Le taux d’incidence, c’est-à-dire le nombre de nouveaux cas rapportés à la population, monte ainsi à 12 cas pour 100.000 habitants dans l’ensemble du pays, contre 9,7 la semaine précédente. La hausse est nettement plus marquée chez les 15-44 ans (et surtout les 20-29 ans) que dans les autres classes d’âge, note l’organisme.

Amélioration en Mayenne

Ce taux monte même à plus de 20 cas pour 100.000 dans 10 départements, contre 2 seulement la semaine précédente. La Mayenne reste le département le plus préoccupant, le seul à être considéré « en vulnérabilité élevée », avec un taux de 48 cas pour 100.000 habitants. C’est toutefois une très nette amélioration par rapport à la semaine précédente (149/100.000).

Le taux d’incidence est ensuite le plus élevé à Paris, atteignant 31 cas pour 100.000 habitants, contre 17,5 la semaine précédente. La capitale est suivie de deux départements limitrophes qui ont enregistré des hausses de même ampleur : la Seine-Saint-Denis et le Val-de-Marne (28/100.000). Viennent ensuite la Haute-Savoie (27), les Bouches-du-Rhône (24), le Nord (23), les Hauts-de-Seine (23), l’Essonne (21) et le Val-d’Oise (20),

Outre-mer, Santé Publique France souligne que la Guyane et Mayotte sont toujours concernées par une « circulation du virus à un niveau élevé ». Si les données de Mayotte ne sont pas encore disponibles, celles de Guyane sont cependant rassurantes : le taux d’incidence est tombé à 154/100.000 contre 228/100.000 une semaine plus tôt.

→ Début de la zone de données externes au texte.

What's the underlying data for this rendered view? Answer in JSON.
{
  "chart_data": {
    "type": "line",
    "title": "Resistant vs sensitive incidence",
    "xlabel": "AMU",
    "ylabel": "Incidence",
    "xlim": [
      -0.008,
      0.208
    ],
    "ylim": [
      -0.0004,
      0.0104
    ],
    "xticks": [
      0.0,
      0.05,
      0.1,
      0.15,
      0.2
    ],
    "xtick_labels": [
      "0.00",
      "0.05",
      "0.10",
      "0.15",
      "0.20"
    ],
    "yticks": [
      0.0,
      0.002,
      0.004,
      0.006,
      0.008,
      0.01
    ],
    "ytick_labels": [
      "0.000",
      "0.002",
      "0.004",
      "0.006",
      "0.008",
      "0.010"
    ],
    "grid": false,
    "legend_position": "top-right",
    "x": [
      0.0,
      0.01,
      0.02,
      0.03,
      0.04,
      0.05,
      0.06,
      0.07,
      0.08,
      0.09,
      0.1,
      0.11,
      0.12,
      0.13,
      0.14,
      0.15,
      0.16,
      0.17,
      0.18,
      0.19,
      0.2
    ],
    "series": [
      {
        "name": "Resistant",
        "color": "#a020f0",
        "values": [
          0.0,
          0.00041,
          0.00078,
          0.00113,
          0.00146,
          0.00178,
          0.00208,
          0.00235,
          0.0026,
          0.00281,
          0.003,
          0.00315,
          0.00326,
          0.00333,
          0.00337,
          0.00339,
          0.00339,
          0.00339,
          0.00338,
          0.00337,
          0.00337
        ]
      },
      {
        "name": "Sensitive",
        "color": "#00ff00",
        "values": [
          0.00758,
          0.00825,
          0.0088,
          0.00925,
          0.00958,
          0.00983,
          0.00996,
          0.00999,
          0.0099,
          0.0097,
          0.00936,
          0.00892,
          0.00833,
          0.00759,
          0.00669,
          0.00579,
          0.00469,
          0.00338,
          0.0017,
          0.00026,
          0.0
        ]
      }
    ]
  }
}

Délai de dépistage de 3,6 jours

Sur le volet du dépistage, l’un des axes de lutte contre l’épidémie, le taux de positivité (la proportion de cas positifs par rapport au nombre de personnes testées) continue aussi d’augmenter à 1,6 % (contre 1,4 % une semaine plus tôt).

Le délai entre l’apparition des symptômes et le dépistage reste, lui, long, même s’il diminue (3,6 jours en moyenne). Seules 20 % des personnes se faisant tester ont présenté des symptômes le jour ou la veille du prélèvement. La majorité (54 %) les présentait 2, 3, voire 4 jours avant le prélèvement, et 23 % à 5, 6 ou 7 jours avant. Le rapport nous apprend aussi que si de plus en plus de personnes asymptomatiques se font tester, leur proportion parmi les cas positifs reste stable (51 %).

Enfin, le nombre de clusters recensé a, lui aussi, nettement augmenté (91 contre 65 la semaine précédente). Une part importante d’entre eux concerne toujours les entreprises, le milieu familial élargi et des rassemblements temporaires lors d’événements publics ou privés.